Спокойно – от всех выполненных ранее запланированных дел.
Величественно – от природы с её сухостью и чистотой под ногами; от живописного неба на горизонте; от чистого и свежего, но ещё не холодного воздуха; от красоты меняющих окраску деревьев и кустов.
И этим вечером ещё было необыкновенно тепло, как летом.
Шарма добавляло и предвкушение возвращения домой в почти пустой электричке, в которой ехать было одно удовольствие!
Ещё по дороге на станцию, очарованный окружающей действительностью, Платон разговаривал с кошками, рассказывая им, как они все вместе хорошо отдохнули этим летом.
Да и уезжали они в сухое, не холодное, ещё не в совсем тёмное время суток. То есть не бежали с дачи, а уезжали степенно, как порядочные, уважаемые и знающие себе цену, люди и звери.
А те молча внимали спасителю. Лишь перед самой платформой, укачавшийся от постоянных ударов бедра хозяина, Тихон слегка заскулил, как кутёнок.
В электричке обе особи, сначала лишь сопя, к концу пути потребовали внимание ласковой руки хозяина.
До дома доехали без приключений.
Платон соскучился по Кеше. А тот, погрязший в работе, учёбе и любовных похождениях, – не очень. Придя очень поздно и обменявшись с отцом последними новостями, тот, усталый, плюхнулся в постель. Платон же лёг ещё позже, как всегда, полвторого.
На завтра, во вторник, ему предстояло после работы съездить за Тимошей. Вечером тот чуть ли не у порога дома радостно встретил хозяина, заметив его ещё издалека. Платон накормил проголодавшегося малыша сосиской. Весь вечер он ошивался около Платона, то помогая ему в любой работе, то на кого-то охотясь.

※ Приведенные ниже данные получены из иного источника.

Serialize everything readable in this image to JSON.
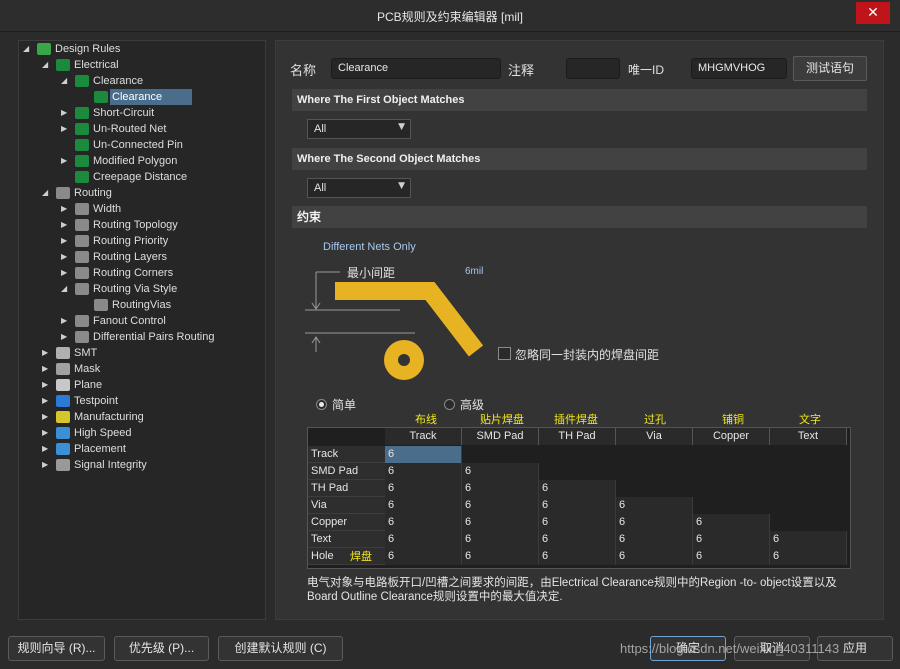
{
  "window": {
    "title": "PCB规则及约束编辑器 [mil]",
    "close_glyph": "✕"
  },
  "tree": {
    "items": [
      {
        "label": "Design Rules",
        "arrow": "◢",
        "icon": "rules-folder-icon"
      },
      {
        "label": "Electrical",
        "arrow": "◢",
        "icon": "electrical-icon"
      },
      {
        "label": "Clearance",
        "arrow": "◢",
        "icon": "clearance-icon"
      },
      {
        "label": "Clearance",
        "arrow": "",
        "icon": "clearance-rule-icon"
      },
      {
        "label": "Short-Circuit",
        "arrow": "▶",
        "icon": "short-circuit-icon"
      },
      {
        "label": "Un-Routed Net",
        "arrow": "▶",
        "icon": "unrouted-net-icon"
      },
      {
        "label": "Un-Connected Pin",
        "arrow": "",
        "icon": "unconnected-pin-icon"
      },
      {
        "label": "Modified Polygon",
        "arrow": "▶",
        "icon": "modified-polygon-icon"
      },
      {
        "label": "Creepage Distance",
        "arrow": "",
        "icon": "creepage-icon"
      },
      {
        "label": "Routing",
        "arrow": "◢",
        "icon": "routing-icon"
      },
      {
        "label": "Width",
        "arrow": "▶",
        "icon": "width-icon"
      },
      {
        "label": "Routing Topology",
        "arrow": "▶",
        "icon": "topology-icon"
      },
      {
        "label": "Routing Priority",
        "arrow": "▶",
        "icon": "priority-icon"
      },
      {
        "label": "Routing Layers",
        "arrow": "▶",
        "icon": "layers-icon"
      },
      {
        "label": "Routing Corners",
        "arrow": "▶",
        "icon": "corners-icon"
      },
      {
        "label": "Routing Via Style",
        "arrow": "◢",
        "icon": "via-style-icon"
      },
      {
        "label": "RoutingVias",
        "arrow": "",
        "icon": "routing-vias-icon"
      },
      {
        "label": "Fanout Control",
        "arrow": "▶",
        "icon": "fanout-icon"
      },
      {
        "label": "Differential Pairs Routing",
        "arrow": "▶",
        "icon": "diff-pairs-icon"
      },
      {
        "label": "SMT",
        "arrow": "▶",
        "icon": "smt-icon"
      },
      {
        "label": "Mask",
        "arrow": "▶",
        "icon": "mask-icon"
      },
      {
        "label": "Plane",
        "arrow": "▶",
        "icon": "plane-icon"
      },
      {
        "label": "Testpoint",
        "arrow": "▶",
        "icon": "testpoint-icon"
      },
      {
        "label": "Manufacturing",
        "arrow": "▶",
        "icon": "manufacturing-icon"
      },
      {
        "label": "High Speed",
        "arrow": "▶",
        "icon": "high-speed-icon"
      },
      {
        "label": "Placement",
        "arrow": "▶",
        "icon": "placement-icon"
      },
      {
        "label": "Signal Integrity",
        "arrow": "▶",
        "icon": "signal-integrity-icon"
      }
    ]
  },
  "form": {
    "name_label": "名称",
    "name_value": "Clearance",
    "comment_label": "注释",
    "comment_value": "",
    "uid_label": "唯一ID",
    "uid_value": "MHGMVHOG",
    "test_button": "测试语句"
  },
  "first_match": {
    "header": "Where The First Object Matches",
    "value": "All"
  },
  "second_match": {
    "header": "Where The Second Object Matches",
    "value": "All"
  },
  "constraints": {
    "header": "约束",
    "net_scope": "Different Nets Only",
    "min_clearance_label": "最小间距",
    "min_clearance_value": "6mil",
    "ignore_pad_label": "忽略同一封装内的焊盘间距",
    "mode_simple": "简单",
    "mode_advanced": "高级",
    "selected_mode": "简单"
  },
  "matrix": {
    "columns": [
      "Track",
      "SMD Pad",
      "TH Pad",
      "Via",
      "Copper",
      "Text"
    ],
    "column_notes": [
      "布线",
      "贴片焊盘",
      "插件焊盘",
      "过孔",
      "铺铜",
      "文字"
    ],
    "rows": [
      {
        "label": "Track",
        "values": [
          "6"
        ]
      },
      {
        "label": "SMD Pad",
        "values": [
          "6",
          "6"
        ]
      },
      {
        "label": "TH Pad",
        "values": [
          "6",
          "6",
          "6"
        ]
      },
      {
        "label": "Via",
        "values": [
          "6",
          "6",
          "6",
          "6"
        ]
      },
      {
        "label": "Copper",
        "values": [
          "6",
          "6",
          "6",
          "6",
          "6"
        ]
      },
      {
        "label": "Text",
        "values": [
          "6",
          "6",
          "6",
          "6",
          "6",
          "6"
        ]
      },
      {
        "label": "Hole",
        "values": [
          "6",
          "6",
          "6",
          "6",
          "6",
          "6"
        ]
      }
    ],
    "hole_note": "焊盘"
  },
  "description": "电气对象与电路板开口/凹槽之间要求的间距，由Electrical Clearance规则中的Region -to- object设置以及Board Outline Clearance规则设置中的最大值决定.",
  "footer": {
    "wizard_button": "规则向导 (R)...",
    "priority_button": "优先级 (P)...",
    "default_rules_button": "创建默认规则 (C)",
    "ok_button": "确定",
    "cancel_button": "取消",
    "apply_button": "应用",
    "watermark": "https://blog.csdn.net/weixin_40311143"
  },
  "colors": {
    "trace": "#e8b323",
    "selection": "#4a6d8c",
    "note_yellow": "#f2e81a"
  }
}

А вот спать на террасном диване Тимоша никак не хотел. Там ведь отсутствовали привычные тёплые тела Тиши и Муси. Он забрался на второй этаж и лёг на обычное место Сони на ковре под дверью спальни хозяина. Ведь из-под неё ночью шёл тёплый воздух от обогревателя. Тут же, сморенный дневными одиночными переживаниями, котёнок и затих.

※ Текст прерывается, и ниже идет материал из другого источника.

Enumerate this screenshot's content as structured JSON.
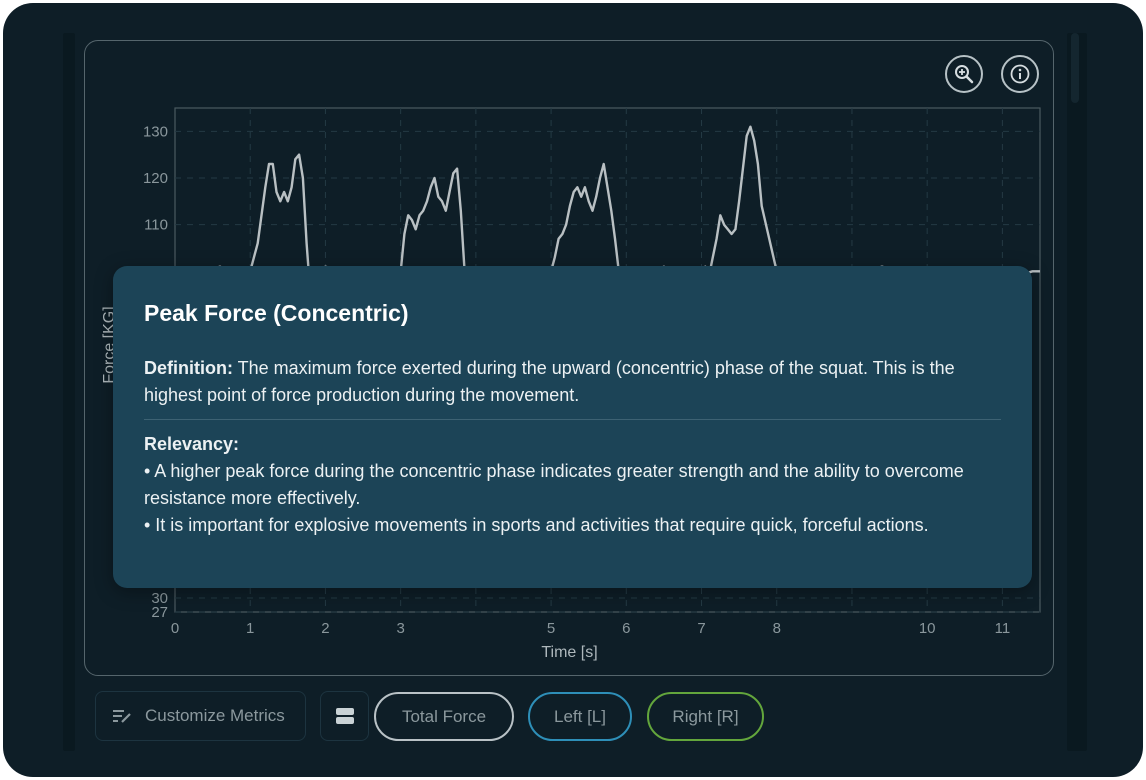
{
  "chart_controls": {
    "zoom_icon": "zoom-in-icon",
    "info_icon": "info-icon"
  },
  "chart_data": {
    "type": "line",
    "xlabel": "Time [s]",
    "ylabel": "Force [KG]",
    "xlim": [
      0,
      11.5
    ],
    "ylim": [
      27,
      135
    ],
    "x_ticks": [
      "0",
      "1",
      "2",
      "3",
      "5",
      "6",
      "7",
      "8",
      "10",
      "11"
    ],
    "y_ticks": [
      "27",
      "30",
      "110",
      "120",
      "130"
    ],
    "grid": true,
    "line_color": "#b9c0c3",
    "series": [
      {
        "x": [
          0,
          0.2,
          0.4,
          0.6,
          0.7,
          0.8,
          1,
          1.1,
          1.2,
          1.25,
          1.3,
          1.35,
          1.4,
          1.45,
          1.5,
          1.55,
          1.6,
          1.65,
          1.7,
          1.75,
          1.8,
          1.9,
          2,
          2.2,
          2.4,
          2.6,
          2.8,
          2.9,
          3,
          3.05,
          3.1,
          3.15,
          3.2,
          3.25,
          3.3,
          3.35,
          3.4,
          3.45,
          3.5,
          3.55,
          3.6,
          3.65,
          3.7,
          3.75,
          3.8,
          3.85,
          3.9,
          3.95,
          4,
          4.2,
          4.4,
          4.6,
          4.8,
          4.9,
          5,
          5.05,
          5.1,
          5.15,
          5.2,
          5.25,
          5.3,
          5.35,
          5.4,
          5.45,
          5.5,
          5.55,
          5.6,
          5.65,
          5.7,
          5.75,
          5.8,
          5.85,
          5.9,
          5.95,
          6,
          6.1,
          6.2,
          6.3,
          6.4,
          6.5,
          6.6,
          6.7,
          6.8,
          6.9,
          7,
          7.05,
          7.1,
          7.15,
          7.2,
          7.25,
          7.3,
          7.35,
          7.4,
          7.45,
          7.5,
          7.55,
          7.6,
          7.65,
          7.7,
          7.75,
          7.8,
          8,
          8.2,
          8.4,
          8.6,
          8.8,
          9,
          9.2,
          9.4,
          9.6,
          9.8,
          10,
          10.2,
          10.4,
          10.6,
          10.8,
          11,
          11.2,
          11.4,
          11.5
        ],
        "y": [
          100,
          100,
          100,
          101,
          100,
          98,
          100,
          106,
          118,
          123,
          123,
          117,
          115,
          117,
          115,
          118,
          124,
          125,
          120,
          106,
          95,
          100,
          101,
          100,
          100,
          99,
          100,
          98,
          100,
          108,
          112,
          111,
          109,
          112,
          113,
          115,
          118,
          120,
          116,
          115,
          113,
          117,
          121,
          122,
          113,
          100,
          94,
          100,
          100,
          100,
          100,
          99,
          100,
          98,
          100,
          103,
          107,
          108,
          110,
          114,
          117,
          118,
          116,
          118,
          115,
          113,
          116,
          120,
          123,
          118,
          113,
          107,
          100,
          93,
          100,
          100,
          99,
          100,
          100,
          101,
          100,
          98,
          100,
          99,
          100,
          101,
          99,
          103,
          107,
          112,
          110,
          109,
          108,
          109,
          115,
          122,
          129,
          131,
          128,
          123,
          114,
          100,
          100,
          100,
          100,
          99,
          100,
          100,
          101,
          100,
          100,
          100,
          99,
          100,
          100,
          100,
          100,
          99,
          100,
          100
        ]
      }
    ]
  },
  "tooltip": {
    "title": "Peak Force (Concentric)",
    "definition_label": "Definition:",
    "definition_text": " The maximum force exerted during the upward (concentric) phase of the squat. This is the highest point of force production during the movement.",
    "relevancy_label": "Relevancy:",
    "bullet_1": "• A higher peak force during the concentric phase indicates greater strength and the ability to overcome resistance more effectively.",
    "bullet_2": "• It is important for explosive movements in sports and activities that require quick, forceful actions."
  },
  "bottom_bar": {
    "customize_label": "Customize Metrics",
    "customize_icon": "edit-list-icon",
    "layout_icon": "stacked-layout-icon",
    "total_label": "Total Force",
    "left_label": "Left [L]",
    "right_label": "Right [R]",
    "total_color": "#b9c2c6",
    "left_color": "#2e8fb8",
    "right_color": "#63a63c"
  }
}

Ночью он подал голос, но на улицу не захотел. Пришлось Патону его отпустить туда силой.
Утром Платона разбудил требовательный вопль котёнка с улицы, через минуту подтверждённый мелодией телефонного будильника.

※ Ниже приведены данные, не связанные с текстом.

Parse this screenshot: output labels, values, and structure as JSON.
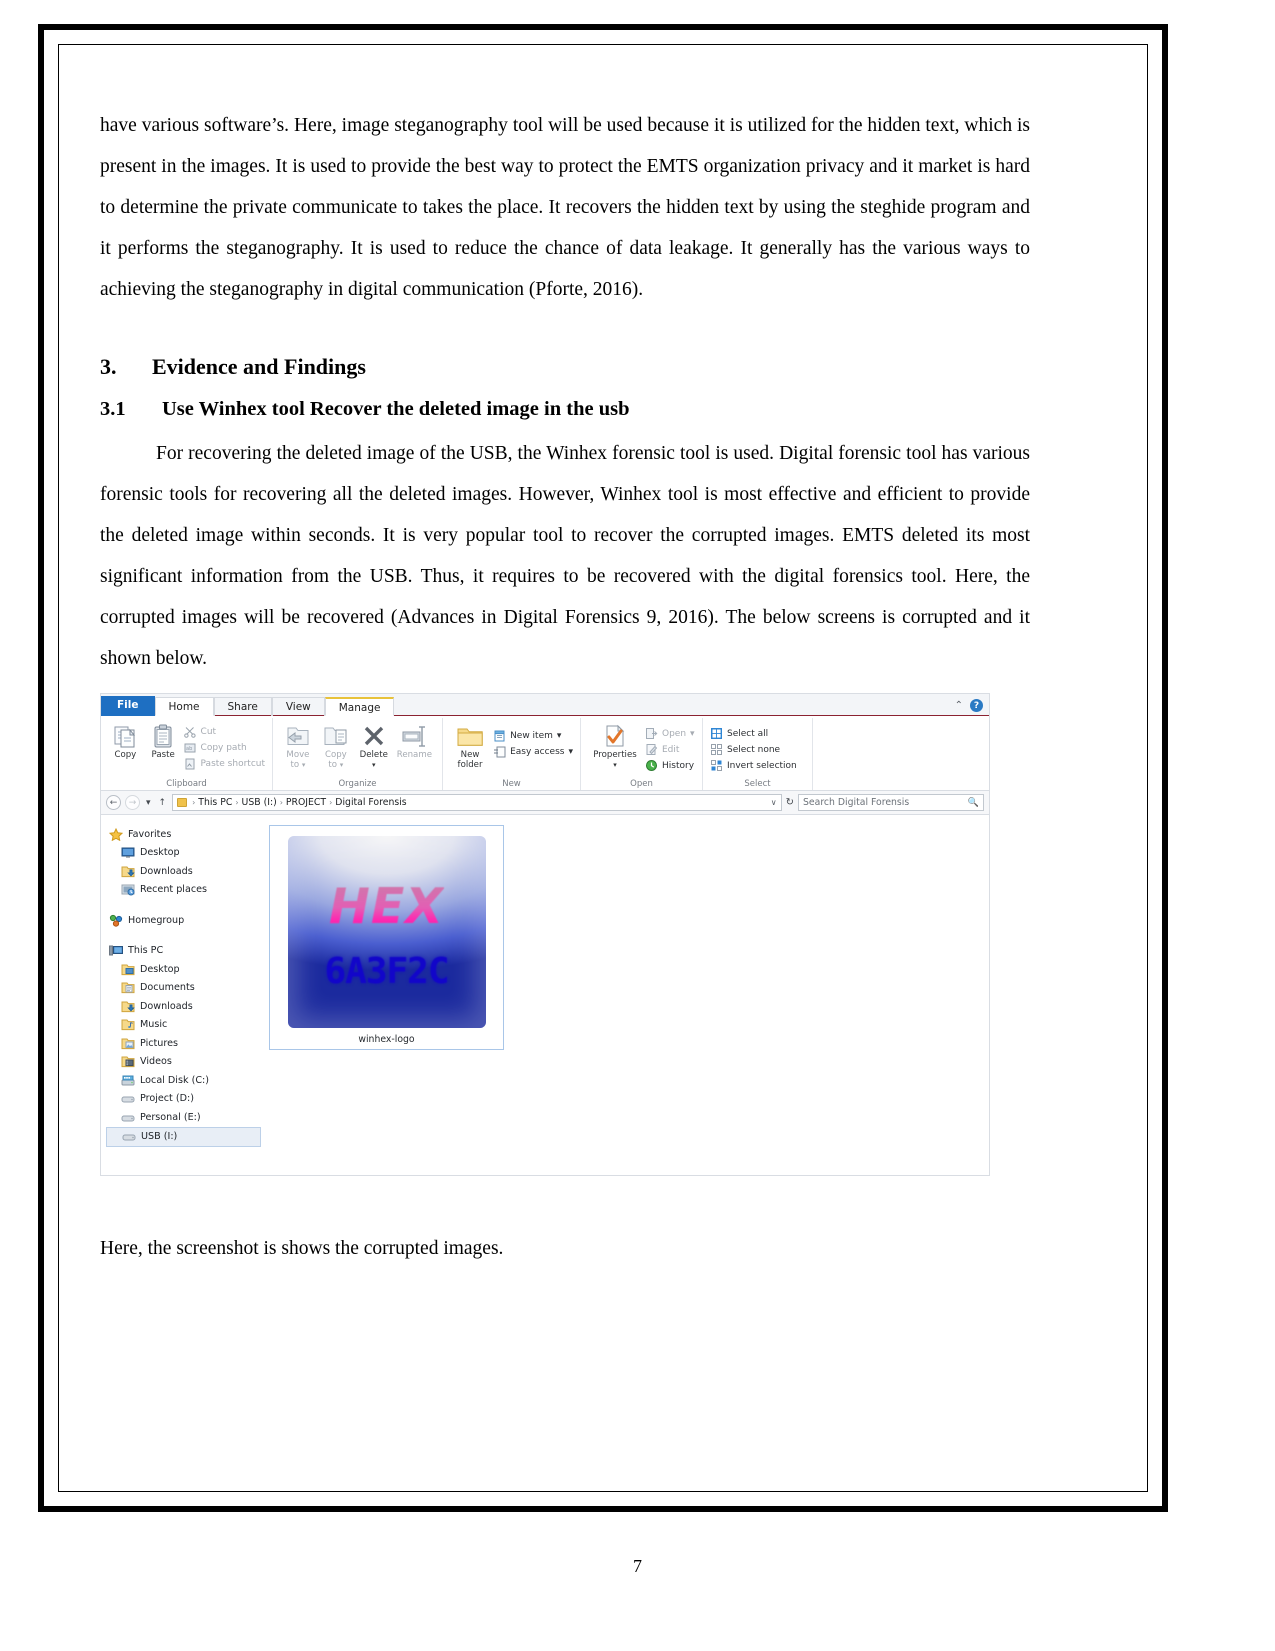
{
  "document": {
    "paragraph_1": "have various software’s. Here, image steganography tool will be used because it is utilized for the hidden text, which is present in the images. It is used to provide the best way to protect the EMTS organization privacy and it market is hard to determine the private communicate to takes the place. It recovers the hidden text by using the steghide program and it performs the steganography. It is used to reduce the chance of data leakage. It generally has the various ways to achieving the steganography in digital communication (Pforte, 2016).",
    "heading_3_number": "3.",
    "heading_3_title": "Evidence and Findings",
    "heading_31_number": "3.1",
    "heading_31_title": "Use Winhex tool Recover the deleted image in the usb",
    "paragraph_2": "For recovering the deleted image of the USB, the Winhex forensic tool is used. Digital forensic tool has various forensic tools for recovering all the deleted images. However, Winhex tool is most effective and efficient to provide the deleted image within seconds. It is very popular tool to recover the corrupted images. EMTS deleted its most significant information from the USB. Thus, it requires to be recovered with the digital forensics tool. Here, the corrupted images will be recovered (Advances in Digital Forensics 9, 2016). The below screens is corrupted and it shown below.",
    "caption_after_figure": "Here, the screenshot is shows the corrupted images.",
    "page_number": "7"
  },
  "explorer": {
    "tabs": [
      {
        "label": "File",
        "kind": "file"
      },
      {
        "label": "Home",
        "kind": "active"
      },
      {
        "label": "Share",
        "kind": "normal"
      },
      {
        "label": "View",
        "kind": "normal"
      },
      {
        "label": "Manage",
        "kind": "manage"
      }
    ],
    "titlebar_right": {
      "collapse_icon": "chevron-up-icon",
      "collapse_glyph": "⌃",
      "help_icon": "help-icon",
      "help_glyph": "?"
    },
    "ribbon": {
      "groups": [
        {
          "label": "Clipboard",
          "big_buttons": [
            {
              "label": "Copy",
              "icon": "copy-icon",
              "dropdown": false,
              "dim": false
            },
            {
              "label": "Paste",
              "icon": "paste-icon",
              "dropdown": false,
              "dim": false
            }
          ],
          "small_buttons": [
            {
              "label": "Cut",
              "icon": "scissors-icon",
              "dim": true
            },
            {
              "label": "Copy path",
              "icon": "copy-path-icon",
              "dim": true
            },
            {
              "label": "Paste shortcut",
              "icon": "paste-shortcut-icon",
              "dim": true
            }
          ]
        },
        {
          "label": "Organize",
          "big_buttons": [
            {
              "label": "Move to",
              "icon": "move-to-icon",
              "dropdown": true,
              "dim": true
            },
            {
              "label": "Copy to",
              "icon": "copy-to-icon",
              "dropdown": true,
              "dim": true
            },
            {
              "label": "Delete",
              "icon": "delete-icon",
              "dropdown": true,
              "dim": false
            },
            {
              "label": "Rename",
              "icon": "rename-icon",
              "dropdown": false,
              "dim": true
            }
          ],
          "small_buttons": []
        },
        {
          "label": "New",
          "big_buttons": [
            {
              "label": "New folder",
              "icon": "new-folder-icon",
              "dropdown": false,
              "dim": false
            }
          ],
          "small_buttons": [
            {
              "label": "New item",
              "icon": "new-item-icon",
              "dim": false,
              "dropdown": true
            },
            {
              "label": "Easy access",
              "icon": "easy-access-icon",
              "dim": false,
              "dropdown": true
            }
          ]
        },
        {
          "label": "Open",
          "big_buttons": [
            {
              "label": "Properties",
              "icon": "properties-icon",
              "dropdown": true,
              "dim": false
            }
          ],
          "small_buttons": [
            {
              "label": "Open",
              "icon": "open-icon",
              "dim": true,
              "dropdown": true
            },
            {
              "label": "Edit",
              "icon": "edit-icon",
              "dim": true
            },
            {
              "label": "History",
              "icon": "history-icon",
              "dim": false
            }
          ]
        },
        {
          "label": "Select",
          "big_buttons": [],
          "small_buttons": [
            {
              "label": "Select all",
              "icon": "select-all-icon",
              "dim": false
            },
            {
              "label": "Select none",
              "icon": "select-none-icon",
              "dim": false
            },
            {
              "label": "Invert selection",
              "icon": "invert-selection-icon",
              "dim": false
            }
          ]
        }
      ]
    },
    "addressbar": {
      "back_glyph": "←",
      "forward_glyph": "→",
      "recent_glyph": "▾",
      "up_glyph": "↑",
      "breadcrumbs": [
        "This PC",
        "USB (I:)",
        "PROJECT",
        "Digital Forensis"
      ],
      "separator": "›",
      "dropdown_glyph": "∨",
      "refresh_glyph": "↻",
      "search_placeholder": "Search Digital Forensis",
      "search_value": "",
      "search_icon": "search-icon"
    },
    "navpane": {
      "sections": [
        {
          "root": {
            "label": "Favorites",
            "icon": "star-icon"
          },
          "children": [
            {
              "label": "Desktop",
              "icon": "desktop-icon"
            },
            {
              "label": "Downloads",
              "icon": "downloads-icon"
            },
            {
              "label": "Recent places",
              "icon": "recent-places-icon"
            }
          ]
        },
        {
          "root": {
            "label": "Homegroup",
            "icon": "homegroup-icon"
          },
          "children": []
        },
        {
          "root": {
            "label": "This PC",
            "icon": "this-pc-icon"
          },
          "children": [
            {
              "label": "Desktop",
              "icon": "desktop-folder-icon"
            },
            {
              "label": "Documents",
              "icon": "documents-icon"
            },
            {
              "label": "Downloads",
              "icon": "downloads-icon"
            },
            {
              "label": "Music",
              "icon": "music-icon"
            },
            {
              "label": "Pictures",
              "icon": "pictures-icon"
            },
            {
              "label": "Videos",
              "icon": "videos-icon"
            },
            {
              "label": "Local Disk (C:)",
              "icon": "local-disk-icon"
            },
            {
              "label": "Project (D:)",
              "icon": "drive-icon"
            },
            {
              "label": "Personal (E:)",
              "icon": "drive-icon"
            },
            {
              "label": "USB (I:)",
              "icon": "drive-icon",
              "selected": true
            }
          ]
        }
      ]
    },
    "files": [
      {
        "name": "winhex-logo",
        "thumbnail_text_top": "HEX",
        "thumbnail_text_bottom": "6A3F2C",
        "selected": true
      }
    ]
  },
  "colors": {
    "file_tab_blue": "#1e6fc2",
    "ribbon_underline": "#8b2231",
    "manage_tab_accent": "#e8c23a",
    "selection_blue": "#a9c6e8",
    "hex_pink": "#ff27b0",
    "hex_code_blue": "#1206c9"
  }
}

Да! Биологические часы у него точно ходят! – понял хозяин.
Пришелец теперь не отходил от него ни на шаг, мурлыча и тычась в ноги носом. Платон опять разогрел сосиску, порезал её на куски и дал котёнку. Но тот съел совсем мало, что было не свойственно Дворянским сосискам Раменского производства. Зато он стал ласкаться у стола, прося сыру, после которого он даже не вернулся к сосискам.